Dieses System hat sich verändert. Heute werden Public Management Prinzipien an den Universitäten angewandt, die eigentlich aus der Privatwirtschaft kommen. Wir erleben eine „Projektifizierung“ der Forschung. Wissenschafter*innen sollen möglichst international sein, Projekte durch Drittmittel finanzieren, sich flexibel und anpassungsfähig zeigen. Es ist daher Zeit, sich anzusehen wie Wissenschaft heute entsteht und funktioniert. Die Identität der Wissenschafter*innen und auch die Gemeinschaftlichkeit in der Wissenschaft werden völlig neu geprägt.

Das klingt ja fast, als wäre die Wissenschaft nun ein Job wie jeder andere?

Kastenhofer: Die Ära der Lehrstuhl-Professuren ist jedenfalls vorbei. Wenn wir an eine „Intelligenzia“ denken, die für’s Denken und Wissen bezahlt wurde, reden wir von der Vergangenheit. Messbarer ‚Output‘ und Anwendungsorientierung sind inzwischen zentraler Maßstab. Unser Buch fragt konkret, wie sich diese Entwicklung auf die breitere wissenschaftliche Gemeinschaft und Identität auswirkt. Das sind große, komplexe Themen.

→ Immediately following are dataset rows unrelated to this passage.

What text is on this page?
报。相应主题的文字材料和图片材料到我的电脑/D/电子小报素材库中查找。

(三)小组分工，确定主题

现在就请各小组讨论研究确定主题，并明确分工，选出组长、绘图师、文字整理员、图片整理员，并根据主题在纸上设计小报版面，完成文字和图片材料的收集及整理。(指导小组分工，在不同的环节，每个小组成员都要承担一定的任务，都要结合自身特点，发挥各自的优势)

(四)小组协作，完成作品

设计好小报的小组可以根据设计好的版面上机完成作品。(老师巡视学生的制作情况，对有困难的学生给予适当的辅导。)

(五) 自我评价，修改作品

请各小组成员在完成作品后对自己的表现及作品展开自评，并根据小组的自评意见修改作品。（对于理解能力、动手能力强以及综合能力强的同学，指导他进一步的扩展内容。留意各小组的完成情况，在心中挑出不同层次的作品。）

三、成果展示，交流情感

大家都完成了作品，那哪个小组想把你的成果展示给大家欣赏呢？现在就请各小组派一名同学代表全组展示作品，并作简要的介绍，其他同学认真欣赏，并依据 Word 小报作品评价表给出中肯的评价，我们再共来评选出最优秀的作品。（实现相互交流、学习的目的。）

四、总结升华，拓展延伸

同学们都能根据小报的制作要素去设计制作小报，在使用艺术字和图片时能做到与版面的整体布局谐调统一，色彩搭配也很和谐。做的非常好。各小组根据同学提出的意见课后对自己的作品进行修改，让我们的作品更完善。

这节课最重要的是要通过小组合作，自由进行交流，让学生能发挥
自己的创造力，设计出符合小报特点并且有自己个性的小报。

Der Anspruch des Bandes ist es, auf Basis von empirischen Einzelstudien zu beleuchten, wie sich diese Verschiebungen bemerkbar machen: Gemeinschaft und Identität werden teils getrennt beleuchtet, sie hängen aber natürlich auch stark zusammen: Identitäten werden in Gemeinschaften konfiguriert. Aber, wie stark muss ich mich abgrenzen? Muss ich eine Unique Selling Proposition haben, die sich von anderem und Früherem abgrenzt oder lebe ich eine Wissenschaftskultur, in der das Gemeinschaftliche und auch Traditionen im Vordergrund stehen? Natürlich schließt das eine das andere nicht aus, das Pendel kann aber doch in die eine oder andere Richtung ausschlagen: Konkurrenz und Abgrenzung oder Kooperation und Integration.

 

Inhaltsverzeichnis

  • Making Sense of Community and Identity in Twenty-First Century Technoscience
  • Success of a Research Speciality at the University of Strasbourg (1961–2011)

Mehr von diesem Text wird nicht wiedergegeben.